KBXN

Ontario, Oregon; United States;
- Broadcast area: Boise, Idaho
- Frequency: 1380 kHz

Programming
- Format: Defunct

Ownership
- Owner: Impact Radio Group; (Iliad Media Boise, LLC);
- Sister stations: KKOO, KQBL, KSRV-FM, KWYD, KZMG

History
- First air date: 1946 (as KSRV)
- Former call signs: KSRV (1946–2016) KKOO (2016–2019)

Technical information
- Facility ID: 35637
- Class: B
- Power: 5,000 watts (day) 1,000 watts (night)
- Transmitter coordinates: 44°02′35″N 116°58′22″W﻿ / ﻿44.04306°N 116.97278°W

= KBXN =

Radio station in Ontario, Oregon (1946–2019)
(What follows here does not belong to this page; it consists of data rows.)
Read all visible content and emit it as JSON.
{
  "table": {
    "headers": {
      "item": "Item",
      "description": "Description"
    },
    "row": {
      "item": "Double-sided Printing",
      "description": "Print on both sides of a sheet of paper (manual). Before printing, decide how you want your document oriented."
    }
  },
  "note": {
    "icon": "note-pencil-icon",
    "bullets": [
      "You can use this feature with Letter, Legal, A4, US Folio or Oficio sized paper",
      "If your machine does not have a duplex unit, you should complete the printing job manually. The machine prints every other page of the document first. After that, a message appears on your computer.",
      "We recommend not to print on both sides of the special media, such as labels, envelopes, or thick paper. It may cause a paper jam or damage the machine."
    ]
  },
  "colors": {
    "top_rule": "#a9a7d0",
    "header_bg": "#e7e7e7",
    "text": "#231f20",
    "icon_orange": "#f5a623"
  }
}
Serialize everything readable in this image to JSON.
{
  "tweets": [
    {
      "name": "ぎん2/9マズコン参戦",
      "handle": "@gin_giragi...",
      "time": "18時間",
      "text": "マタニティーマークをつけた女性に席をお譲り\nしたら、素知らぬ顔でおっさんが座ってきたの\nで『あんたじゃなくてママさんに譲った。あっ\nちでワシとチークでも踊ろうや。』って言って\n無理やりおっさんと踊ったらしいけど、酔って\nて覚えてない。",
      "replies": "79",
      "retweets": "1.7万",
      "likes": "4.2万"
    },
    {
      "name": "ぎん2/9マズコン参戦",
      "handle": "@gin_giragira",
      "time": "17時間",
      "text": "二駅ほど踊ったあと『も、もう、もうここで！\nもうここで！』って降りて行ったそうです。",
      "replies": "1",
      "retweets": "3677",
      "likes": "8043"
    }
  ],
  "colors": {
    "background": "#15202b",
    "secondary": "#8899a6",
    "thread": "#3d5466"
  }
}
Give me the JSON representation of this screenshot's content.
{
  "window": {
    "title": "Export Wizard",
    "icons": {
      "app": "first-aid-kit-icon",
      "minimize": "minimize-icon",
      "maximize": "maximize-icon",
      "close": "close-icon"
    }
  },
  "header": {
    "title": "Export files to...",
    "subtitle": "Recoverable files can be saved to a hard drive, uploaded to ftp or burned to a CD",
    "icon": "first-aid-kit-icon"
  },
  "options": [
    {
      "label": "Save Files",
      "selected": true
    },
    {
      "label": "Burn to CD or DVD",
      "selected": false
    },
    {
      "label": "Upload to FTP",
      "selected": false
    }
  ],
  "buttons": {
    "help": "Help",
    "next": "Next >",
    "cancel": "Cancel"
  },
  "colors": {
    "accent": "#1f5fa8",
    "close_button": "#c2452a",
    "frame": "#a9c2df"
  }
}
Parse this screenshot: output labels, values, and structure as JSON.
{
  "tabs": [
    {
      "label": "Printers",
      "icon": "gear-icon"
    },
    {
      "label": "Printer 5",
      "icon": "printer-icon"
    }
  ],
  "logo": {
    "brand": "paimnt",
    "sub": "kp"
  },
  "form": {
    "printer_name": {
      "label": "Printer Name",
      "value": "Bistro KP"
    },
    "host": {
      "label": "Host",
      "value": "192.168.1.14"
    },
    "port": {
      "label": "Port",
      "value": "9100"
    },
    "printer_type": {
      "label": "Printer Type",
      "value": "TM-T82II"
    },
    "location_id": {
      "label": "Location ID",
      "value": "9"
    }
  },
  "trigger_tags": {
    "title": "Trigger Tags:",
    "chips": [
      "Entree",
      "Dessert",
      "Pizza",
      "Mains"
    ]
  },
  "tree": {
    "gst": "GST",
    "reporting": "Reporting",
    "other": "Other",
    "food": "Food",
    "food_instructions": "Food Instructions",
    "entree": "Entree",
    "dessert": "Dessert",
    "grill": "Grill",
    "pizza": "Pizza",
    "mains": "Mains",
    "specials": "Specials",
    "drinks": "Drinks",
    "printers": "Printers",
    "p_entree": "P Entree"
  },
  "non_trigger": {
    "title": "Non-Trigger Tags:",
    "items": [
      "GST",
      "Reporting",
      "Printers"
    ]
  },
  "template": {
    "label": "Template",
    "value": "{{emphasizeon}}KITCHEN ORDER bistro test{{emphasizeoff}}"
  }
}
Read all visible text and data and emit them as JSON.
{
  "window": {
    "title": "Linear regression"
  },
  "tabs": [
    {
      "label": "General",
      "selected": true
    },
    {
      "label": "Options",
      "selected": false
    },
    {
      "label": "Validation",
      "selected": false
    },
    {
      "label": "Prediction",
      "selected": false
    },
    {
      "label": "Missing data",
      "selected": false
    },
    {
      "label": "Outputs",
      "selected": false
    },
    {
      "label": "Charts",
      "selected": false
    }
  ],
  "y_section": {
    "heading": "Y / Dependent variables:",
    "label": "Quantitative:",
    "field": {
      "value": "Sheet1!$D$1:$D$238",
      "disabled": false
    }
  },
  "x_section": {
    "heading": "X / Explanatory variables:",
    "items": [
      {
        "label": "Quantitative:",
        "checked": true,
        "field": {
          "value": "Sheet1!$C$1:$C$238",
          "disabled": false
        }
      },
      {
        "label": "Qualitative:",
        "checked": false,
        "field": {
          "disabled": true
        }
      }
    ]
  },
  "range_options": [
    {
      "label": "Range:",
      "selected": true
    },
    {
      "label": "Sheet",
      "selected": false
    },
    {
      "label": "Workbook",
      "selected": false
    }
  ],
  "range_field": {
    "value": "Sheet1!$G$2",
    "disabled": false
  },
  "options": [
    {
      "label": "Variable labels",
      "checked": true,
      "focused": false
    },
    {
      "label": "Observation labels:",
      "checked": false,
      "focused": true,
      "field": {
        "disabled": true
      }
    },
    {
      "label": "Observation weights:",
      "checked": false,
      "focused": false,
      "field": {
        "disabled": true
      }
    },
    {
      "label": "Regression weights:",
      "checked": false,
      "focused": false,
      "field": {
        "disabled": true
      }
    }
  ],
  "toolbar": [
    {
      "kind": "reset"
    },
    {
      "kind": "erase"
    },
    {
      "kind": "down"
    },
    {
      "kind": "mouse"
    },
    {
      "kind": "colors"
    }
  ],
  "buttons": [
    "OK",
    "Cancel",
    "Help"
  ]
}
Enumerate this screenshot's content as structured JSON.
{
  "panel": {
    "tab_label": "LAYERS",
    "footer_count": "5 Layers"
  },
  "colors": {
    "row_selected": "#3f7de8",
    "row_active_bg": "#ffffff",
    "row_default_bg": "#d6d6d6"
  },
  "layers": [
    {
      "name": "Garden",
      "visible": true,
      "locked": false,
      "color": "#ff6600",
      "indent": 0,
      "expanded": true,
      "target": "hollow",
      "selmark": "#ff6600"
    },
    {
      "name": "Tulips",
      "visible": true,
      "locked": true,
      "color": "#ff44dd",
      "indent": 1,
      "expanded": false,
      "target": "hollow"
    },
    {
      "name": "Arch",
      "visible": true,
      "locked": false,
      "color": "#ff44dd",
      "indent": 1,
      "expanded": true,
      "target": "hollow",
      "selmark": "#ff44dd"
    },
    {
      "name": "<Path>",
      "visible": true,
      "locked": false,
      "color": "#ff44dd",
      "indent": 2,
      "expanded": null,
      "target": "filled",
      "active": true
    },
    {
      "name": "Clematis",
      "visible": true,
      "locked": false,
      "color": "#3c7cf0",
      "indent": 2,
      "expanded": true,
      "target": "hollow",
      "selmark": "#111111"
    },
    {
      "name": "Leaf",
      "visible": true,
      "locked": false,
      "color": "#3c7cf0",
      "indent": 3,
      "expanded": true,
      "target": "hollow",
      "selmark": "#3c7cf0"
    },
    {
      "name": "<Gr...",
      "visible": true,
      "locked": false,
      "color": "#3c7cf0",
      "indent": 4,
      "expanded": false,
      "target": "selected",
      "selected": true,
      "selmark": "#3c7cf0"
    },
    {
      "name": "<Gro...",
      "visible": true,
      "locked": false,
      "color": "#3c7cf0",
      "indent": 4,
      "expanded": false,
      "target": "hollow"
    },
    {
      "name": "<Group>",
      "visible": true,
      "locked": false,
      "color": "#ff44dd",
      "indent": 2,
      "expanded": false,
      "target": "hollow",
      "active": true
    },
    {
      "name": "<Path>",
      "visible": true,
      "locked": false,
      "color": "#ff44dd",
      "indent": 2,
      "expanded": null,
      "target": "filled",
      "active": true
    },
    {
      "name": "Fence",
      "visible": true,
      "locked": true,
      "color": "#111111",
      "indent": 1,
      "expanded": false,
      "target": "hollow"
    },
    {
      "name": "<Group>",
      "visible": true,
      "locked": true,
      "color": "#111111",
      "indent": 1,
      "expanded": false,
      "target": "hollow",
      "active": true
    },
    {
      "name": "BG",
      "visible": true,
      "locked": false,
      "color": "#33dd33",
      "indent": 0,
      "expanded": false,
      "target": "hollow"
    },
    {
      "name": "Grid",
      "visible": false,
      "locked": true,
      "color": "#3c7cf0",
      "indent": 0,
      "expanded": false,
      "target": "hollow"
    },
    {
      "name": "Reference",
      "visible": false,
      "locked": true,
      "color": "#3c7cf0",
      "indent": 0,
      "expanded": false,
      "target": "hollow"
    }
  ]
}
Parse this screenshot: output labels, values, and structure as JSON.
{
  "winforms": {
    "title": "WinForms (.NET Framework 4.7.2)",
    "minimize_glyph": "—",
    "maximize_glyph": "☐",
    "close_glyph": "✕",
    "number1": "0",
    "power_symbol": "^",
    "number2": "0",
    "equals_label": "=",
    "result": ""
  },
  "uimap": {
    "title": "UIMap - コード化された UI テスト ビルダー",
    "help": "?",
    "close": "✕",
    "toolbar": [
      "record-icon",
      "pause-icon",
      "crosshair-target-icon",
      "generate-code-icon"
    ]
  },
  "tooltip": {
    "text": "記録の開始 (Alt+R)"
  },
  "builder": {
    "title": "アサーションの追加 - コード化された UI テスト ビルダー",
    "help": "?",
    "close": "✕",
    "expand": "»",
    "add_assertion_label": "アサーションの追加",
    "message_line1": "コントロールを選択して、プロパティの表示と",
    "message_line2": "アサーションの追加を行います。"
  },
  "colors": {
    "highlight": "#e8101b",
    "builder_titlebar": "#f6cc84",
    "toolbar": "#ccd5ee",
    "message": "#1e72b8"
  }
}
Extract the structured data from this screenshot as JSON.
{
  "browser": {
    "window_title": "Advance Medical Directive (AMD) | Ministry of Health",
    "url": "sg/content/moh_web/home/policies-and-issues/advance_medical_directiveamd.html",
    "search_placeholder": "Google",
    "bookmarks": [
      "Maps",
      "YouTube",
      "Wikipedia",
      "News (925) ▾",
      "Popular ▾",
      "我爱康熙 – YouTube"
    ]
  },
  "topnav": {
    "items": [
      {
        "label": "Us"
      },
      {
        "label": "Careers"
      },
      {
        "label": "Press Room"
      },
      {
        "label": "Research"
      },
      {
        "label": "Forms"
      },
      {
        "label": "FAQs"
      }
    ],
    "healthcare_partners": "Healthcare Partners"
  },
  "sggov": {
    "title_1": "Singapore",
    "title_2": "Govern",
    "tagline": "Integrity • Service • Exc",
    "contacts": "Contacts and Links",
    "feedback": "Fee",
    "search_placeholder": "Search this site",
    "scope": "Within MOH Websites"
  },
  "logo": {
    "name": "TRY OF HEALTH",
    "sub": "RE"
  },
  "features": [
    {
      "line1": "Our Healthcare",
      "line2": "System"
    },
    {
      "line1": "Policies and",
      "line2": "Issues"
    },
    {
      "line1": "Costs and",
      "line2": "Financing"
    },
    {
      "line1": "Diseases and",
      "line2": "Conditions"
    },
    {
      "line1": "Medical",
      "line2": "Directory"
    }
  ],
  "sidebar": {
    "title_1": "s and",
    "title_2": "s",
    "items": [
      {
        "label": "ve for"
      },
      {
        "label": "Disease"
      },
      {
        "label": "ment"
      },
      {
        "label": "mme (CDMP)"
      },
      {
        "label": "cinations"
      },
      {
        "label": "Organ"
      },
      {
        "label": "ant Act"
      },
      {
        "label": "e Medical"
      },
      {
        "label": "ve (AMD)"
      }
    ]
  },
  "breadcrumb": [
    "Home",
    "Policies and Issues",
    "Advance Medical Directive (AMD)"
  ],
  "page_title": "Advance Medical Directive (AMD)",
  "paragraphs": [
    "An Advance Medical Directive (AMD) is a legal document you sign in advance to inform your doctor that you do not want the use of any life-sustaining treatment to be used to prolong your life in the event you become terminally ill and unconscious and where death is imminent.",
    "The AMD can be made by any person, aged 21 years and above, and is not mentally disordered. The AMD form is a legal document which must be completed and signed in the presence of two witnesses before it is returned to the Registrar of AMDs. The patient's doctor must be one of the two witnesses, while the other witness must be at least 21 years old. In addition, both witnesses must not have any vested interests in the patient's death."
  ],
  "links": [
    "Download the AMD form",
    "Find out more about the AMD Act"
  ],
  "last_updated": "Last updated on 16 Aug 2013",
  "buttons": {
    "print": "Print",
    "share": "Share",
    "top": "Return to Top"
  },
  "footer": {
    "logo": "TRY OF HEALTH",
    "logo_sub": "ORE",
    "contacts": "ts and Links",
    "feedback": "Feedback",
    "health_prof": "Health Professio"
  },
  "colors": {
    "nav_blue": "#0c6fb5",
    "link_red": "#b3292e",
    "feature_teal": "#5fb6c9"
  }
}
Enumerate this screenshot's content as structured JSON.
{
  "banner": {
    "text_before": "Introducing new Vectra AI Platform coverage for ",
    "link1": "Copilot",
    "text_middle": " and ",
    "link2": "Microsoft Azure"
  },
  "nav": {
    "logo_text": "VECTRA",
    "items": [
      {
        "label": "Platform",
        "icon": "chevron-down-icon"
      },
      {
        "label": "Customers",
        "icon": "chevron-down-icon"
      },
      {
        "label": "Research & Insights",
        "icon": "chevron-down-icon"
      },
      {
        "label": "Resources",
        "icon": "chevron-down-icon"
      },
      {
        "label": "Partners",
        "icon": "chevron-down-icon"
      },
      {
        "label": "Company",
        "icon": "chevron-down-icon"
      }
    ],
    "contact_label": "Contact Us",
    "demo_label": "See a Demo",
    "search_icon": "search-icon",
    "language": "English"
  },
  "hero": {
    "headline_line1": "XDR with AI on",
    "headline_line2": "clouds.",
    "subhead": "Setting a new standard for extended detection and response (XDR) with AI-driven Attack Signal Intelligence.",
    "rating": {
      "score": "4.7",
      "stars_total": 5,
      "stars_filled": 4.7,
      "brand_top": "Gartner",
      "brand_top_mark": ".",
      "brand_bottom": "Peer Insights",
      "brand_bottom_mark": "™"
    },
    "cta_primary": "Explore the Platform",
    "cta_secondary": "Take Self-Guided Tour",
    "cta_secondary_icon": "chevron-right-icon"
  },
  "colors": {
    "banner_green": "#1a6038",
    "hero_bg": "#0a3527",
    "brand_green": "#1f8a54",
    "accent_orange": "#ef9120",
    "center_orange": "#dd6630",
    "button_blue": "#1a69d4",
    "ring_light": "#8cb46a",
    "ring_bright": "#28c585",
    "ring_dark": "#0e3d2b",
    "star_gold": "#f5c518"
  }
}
KBXN (1380 AM) was a radio station licensed to serve Ontario, Oregon. The station was licensed to FM Idaho Co., LLC. The station went dark in June 2019.

==History==
The station was assigned the KSRV call letters by the Federal Communications Commission in 1946. KSRV changed the call letters to KKOO on September 14, 2016. KKOO changed the call letters to KBXN on March 12, 2019, and began stunting. The KKOO calls and oldies format moved to 1260 AM Weiser.

KBXN's license was cancelled June 19, 2019.